Discuss the ideas presented in the story with your family—at home or over video conferencing. Find ways to involve as many people as possible, especially those who you know are isolated by the lock-down.
- Do you agree that we are taught to be afraid of spiders through nursery rhymes, myths and movies? What examples can you think of? Are spiders ever given a “good” reputation?
- What did you think about the behaviour of Margaret, the woman with arachnophobia? What were the things you found most interesting about how her phobia affects her life?
- One of New Zealand’s most famous spiders, the Avondale spider, “immigrated” here on timber being brought in from Australia. With its legs stretched out, it measures 20cm. You might like to find a ruler and look at how big 20cm is. Do you think it is likely that a live spider ever stretches its legs out to reach this size? Why or why not? Avondales are unusual in that they live communally – what do you think the advantages of this might be? What about disadvantages?
- Did you learn anything new about the spider’s anatomy, from the paragraph that starts “As children we are taught that spiders have eight legs…”? Which of these adaptations do you think might have allowed spiders to become such a highly successful species?
- In the paragraph that starts “It’s dinner time at our house…” the writer goes into detail about how a grey spider interacts with its prey. Were there any surprises in this description? Do you feel any differently about spiders after reading this description?
“Spiders are the lions and tigers of the arthropods—there is not a vegetarian amongst them. They make their living by stalking or trapping their victims, subduing them with venom injected through hollow fangs, dissolving their soft tissues with powerful digestive juices and then sucking out their liquid lunch.”

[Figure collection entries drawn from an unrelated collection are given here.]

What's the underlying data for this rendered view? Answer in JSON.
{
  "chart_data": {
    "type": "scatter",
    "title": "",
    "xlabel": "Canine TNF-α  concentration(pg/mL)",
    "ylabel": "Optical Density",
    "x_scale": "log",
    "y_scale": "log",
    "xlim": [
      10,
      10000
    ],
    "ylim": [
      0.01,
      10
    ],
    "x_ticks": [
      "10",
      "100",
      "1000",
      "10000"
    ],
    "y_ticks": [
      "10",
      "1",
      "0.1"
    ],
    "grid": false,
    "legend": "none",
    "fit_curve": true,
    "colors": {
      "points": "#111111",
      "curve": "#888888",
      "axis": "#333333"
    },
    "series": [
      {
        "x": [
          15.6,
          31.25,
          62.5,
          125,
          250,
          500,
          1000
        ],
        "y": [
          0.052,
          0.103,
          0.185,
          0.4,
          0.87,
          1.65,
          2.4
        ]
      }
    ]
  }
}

- In the first line, what is the effect of the comparison between spiders and lions and tigers?
- What do you think is the effect of the phrase “there is not a vegetarian amongst them?”
- In the second sentence, can you find five gruesome verbs?
- In the second sentence, can you find two or more words with negative connotations?
- In the second sentence, can you find three or more adjectives that build up a picture in the readers’ mind?
Answers: 1. The comparison to lions and tigers helps us imagine the spider as a powerful and as a carnivore/meat-eater. 2. It adds humour because being vegetarian is something we associate with humans. 3. Stalking, trapping, subduing, injected, dissolving, sucking. 4. Venom, fangs or any of the verbs in the previous answer. 5. Hollow, soft, powerful, liquid.
Activity: Rock Turtle
Create a rock turtle for your garden
Any smooth rocks lying around at your place? Grab some paint and make a cute rock animal for your garden. You could make a friendly spider or a turtle like the one in this project.
You will need:
- 6 stones
- Small craft brush
- Your choice of colours
- Bamboo skewer
Step 1: Find 6 garden stones. These will form the shape of a turtle.
Step 2: Paint the stones all over.
Step 3: Use a darker colour to paint polygon shapes on to the largest stone for the shell. Use the blunt end of a bamboo skewer to paint dots on to the flippers and head. Choose whatever colours you like!
Step 4: Paint the eyes with a dark colour.